Several legends have been woven for years about the matter of the photos, more proper of lunatics. Some say that Astudillo, with 11 prizes in the Juan Gualberto Gómez contest that the then Association of Reported organized, tried to make Vasconcelos and Quintana believe that he also had taken photos of the Marines and that when mixing them with Chaviano’s they could have been confused.
Meanwhile, the more slanderous spread in Old Havana the rumor that Chaviano had given the Marines some money for them to climb the monument. The only thing that is certain in all this is that the banquet photographer, a humble and not very bright man, went to Alerta when the photos were already in the hand of all the people and he was given 100 pesos.
The subsequent events are more or less known: Fidel Castro, Alfredo Guevara, Baudilio Bilito Castellanos and several members of the Federation of University Students, together with many Cubans, gathered on Saturday the 12th in the Plaza de Armas, in front of the U.S. Embassy, and carried out an angry protest that was brutally repressed by the police.
Robert Butler, the U.S. ambassador in Havana, placed before the statue of Martí a floral wreath – secretly bought by the brother of Cuban Foreign Minister Carlos Hevia – and gave a speech of apology which few heard. And on Sunday the 13th, a Navy war council only sentenced Richard Choinsgy to 15 days in jail in the cells of the Rodman, a ship that fled from the island that same day with the rest of the fleet.
The sorry behavior of the U.S. Marines on March 11, 1949 was one of the saddest episodes of a Republican structure replenished of barrels of cheap rum, raving show-offs, wardrobe thieves and thugs disguised as detectives.

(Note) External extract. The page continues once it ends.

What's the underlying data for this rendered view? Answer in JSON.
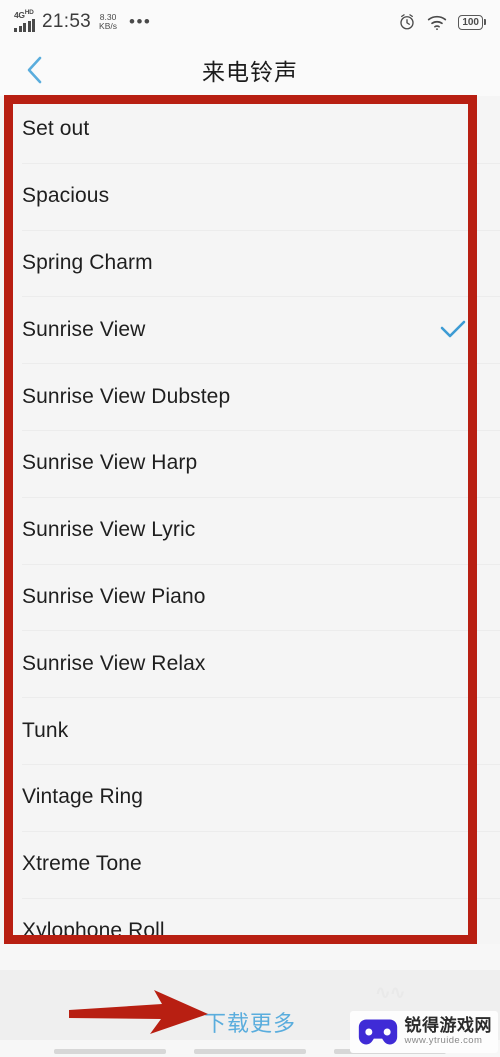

Historian Sergio Aguirre, the author of the work Ecos de camino, wrote in the edition of Hoy of the 16th: “Nothing has happened here. Members of the armed forces of the neighboring nation can urinate Martí’s head not fearing of the Cuban government taking the hint. Like that, as it sounds. What happened to Martí I suppose has been resolved with water, soap and a sponge, and with the floral wreath of Mr. Butler, designed to conceal, before the passersby of the Parque Central, certain smells that the statue perhaps exhales.
However, Chaviano’s photos remain as proof of the infamy.